The values of older people are adverse to risk and expansionism, and are more
reflective and caring.
In the discussion about growth and
limitations for human use of natural resources, it should not be forgotten
that the poorest third of humanity needs to increase its use of natural
resources, while the rest of humanity takes a break and enjoys life. This
increased use is certainly not decoupled from direct exploitation of resources;
it is the development of very real things such as electricity, houses, roads,
water and sewage. Still, many old and new technologies can be deployed to make
this growth less wasteful than previous modernization; these technologies
include solar energy, distributed power, separation of water toilets from other
water use, or buildings made from adobe, etc.
Most people have not yet realized the
extent of the change required; humankind needs a completely new economy, a new
society. Another society has to be built on values and conditions other than
those of the capitalist society. It is a society oriented to closing gaps—gaps
between people, between man and woman, between ruler and ruled, between ‘we’
and ‘them’, between one country and another and between man and nature. It is
about unifying the many divisions that currently exist—division of labour,
division between production and consumption, between work and leisure, between
the individual and society, between economy and society and between beauty and
efficiency.
As an alternative
vision to the capitalist ideology I offer Garden Earth.
- Where capitalism sees self-interest as the
major human driver, Garden Earth is built on human needs satisfied in many ways
and with voluntary cooperation.
- Where capitalism is based on private
property, the foundation for Garden Earth is stewardship of common resources.
- Where capitalism sees nature as commons free
to exploit, to mine and to use as a dumping ground, Garden Earth sees nature as
our home.
- Where capitalism sees specialization and
division of labour as something very good, Garden Earth sees it as a potential
evil, a risk that needs to be limited and its effects on individuals and
society mitigated.
- Where human energy in capitalism is used for
salaried labour that a few profit from, in Garden Earth people work for their
satisfaction and for doing something for the community.
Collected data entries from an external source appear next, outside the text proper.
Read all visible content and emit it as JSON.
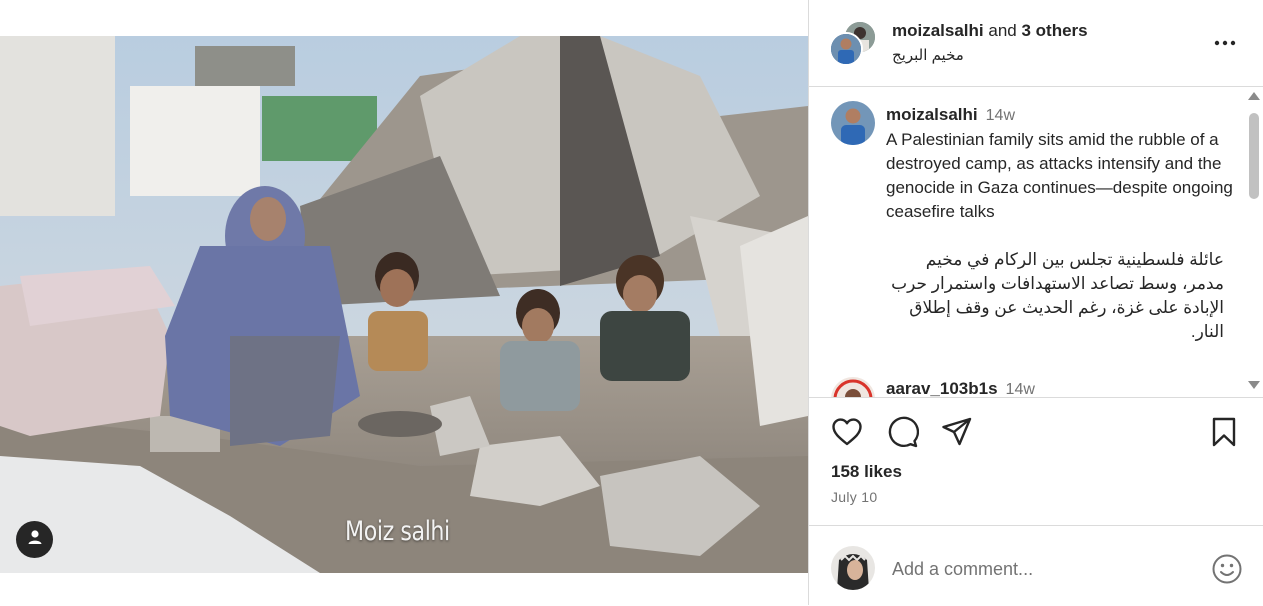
{
  "post": {
    "watermark": "Moiz salhi"
  },
  "header": {
    "username": "moizalsalhi",
    "joiner": "and",
    "others": "3 others",
    "location": "مخيم البريج"
  },
  "caption": {
    "username": "moizalsalhi",
    "time": "14w",
    "text_en": "A Palestinian family sits amid the rubble of a destroyed camp, as attacks intensify and the genocide in Gaza continues—despite ongoing ceasefire talks",
    "text_ar": "عائلة فلسطينية تجلس بين الركام في مخيم مدمر، وسط تصاعد الاستهدافات واستمرار حرب الإبادة على غزة، رغم الحديث عن وقف إطلاق النار."
  },
  "next_comment": {
    "username": "aarav_103b1s",
    "time": "14w"
  },
  "stats": {
    "likes": "158 likes",
    "date": "July 10"
  },
  "add_comment": {
    "placeholder": "Add a comment..."
  },
  "icons": {
    "like": "heart-icon",
    "comment": "comment-icon",
    "share": "send-icon",
    "save": "bookmark-icon",
    "more": "more-dots-icon",
    "tag": "user-tag-icon",
    "emoji": "emoji-icon"
  },
  "colors": {
    "text": "#262626",
    "secondary": "#737373",
    "border": "#dbdbdb"
  }
}
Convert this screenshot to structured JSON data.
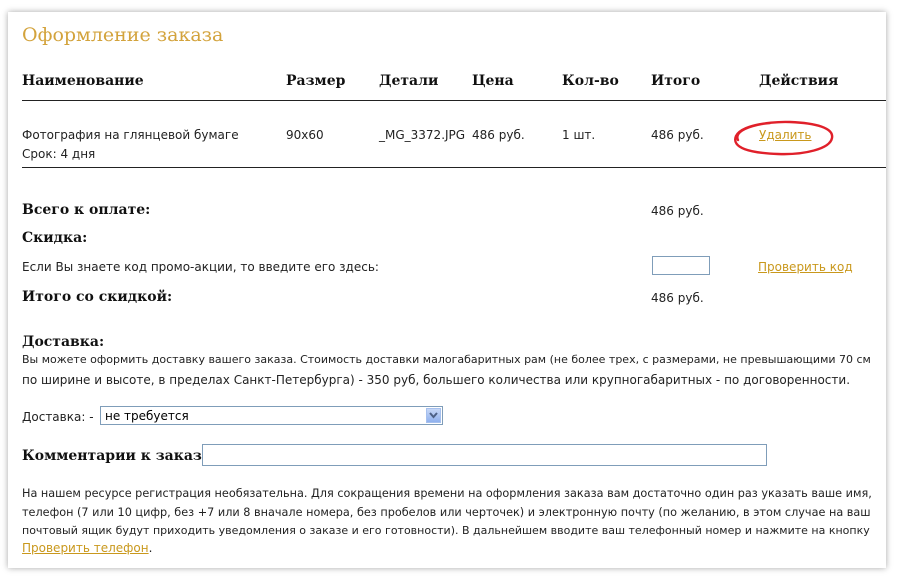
{
  "page_title": "Оформление заказа",
  "table": {
    "headers": [
      "Наименование",
      "Размер",
      "Детали",
      "Цена",
      "Кол-во",
      "Итого",
      "Действия"
    ],
    "row": {
      "name": "Фотография  на глянцевой бумаге",
      "term": "Срок: 4 дня",
      "size": "90x60",
      "details": "_MG_3372.JPG",
      "price": "486 руб.",
      "qty": "1 шт.",
      "total": "486 руб.",
      "action": "Удалить"
    }
  },
  "summary": {
    "total_label": "Всего к оплате:",
    "total_value": "486 руб.",
    "discount_label": "Скидка:",
    "promo_prompt": "Если Вы знаете код промо-акции, то введите его здесь:",
    "promo_value": "",
    "check_code": "Проверить код",
    "discounted_label": "Итого со скидкой:",
    "discounted_value": "486 руб."
  },
  "delivery": {
    "heading": "Доставка:",
    "text_line1": "Вы можете оформить доставку вашего заказа. Стоимость доставки малогабаритных рам (не более трех, с размерами, не превышающими 70 см",
    "text_line2": "по ширине и высоте, в пределах Санкт-Петербурга) - 350 руб, большего количества или крупногабаритных - по договоренности.",
    "select_label": "Доставка:  -",
    "select_value": "не требуется"
  },
  "comments": {
    "label": "Комментарии к заказу:",
    "value": ""
  },
  "registration": {
    "line1": "На нашем ресурсе регистрация необязательна. Для сокращения времени на оформления заказа вам достаточно один раз указать ваше имя,",
    "line2": "телефон (7 или 10 цифр, без +7 или 8 вначале номера, без пробелов или черточек) и электронную почту (по желанию, в этом случае на ваш",
    "line3": "почтовый ящик будут приходить уведомления о заказе и его готовности). В дальнейшем вводите ваш телефонный номер и нажмите на кнопку",
    "link": "Проверить телефон",
    "suffix": "."
  },
  "colors": {
    "title": "#d3a33c",
    "link": "#c9981c",
    "annotation": "#e0202a"
  }
}
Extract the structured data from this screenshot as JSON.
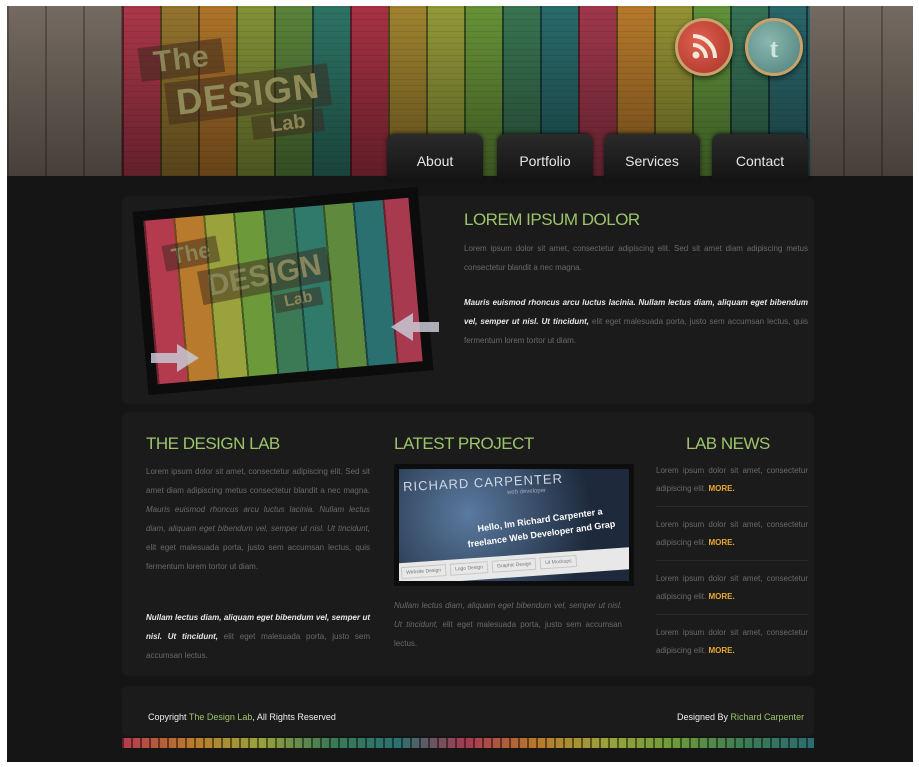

- Where technology in capitalism is developed
and chosen to maximize some peoples’ profits, in Garden Earth it is selected
to make life more enjoyable or transcend resource limitations.
We need each other and the existing form for our cooperation is what
is called society or community. It is ruled by laws of nature, ecological
conditions, human laws, norms inherent in our culture and values. The human
being is part of society and vice versa. The well-being of humankind and
society is intricately intertwined forever. Markets, the state, civil society
and the private have roles to play in the future society. It is about expanding
liberty and the notion of liberty to include also the capabilities of the individual
and to resolve the false contradiction between the freedom of the individual
and that of society.
We simply have to go back to the Garden of Eden. But we can no
longer do so as the hunters and gatherers who were driven out. Humankind is no
longer equal to the giraffe, the carrot or the sheep, even less to the stone.
Man is part of nature; thus, the well-being of human beings and of other
species is intertwined. Because of the numbers, intelligence and development of
the human species, we have a special responsibility for the survival of other
species and for the relative stability and productivity of the earth’s
ecosystems.
Whether or not we like it, the survival of not only the human
species but also many other species is in the hands of the human being.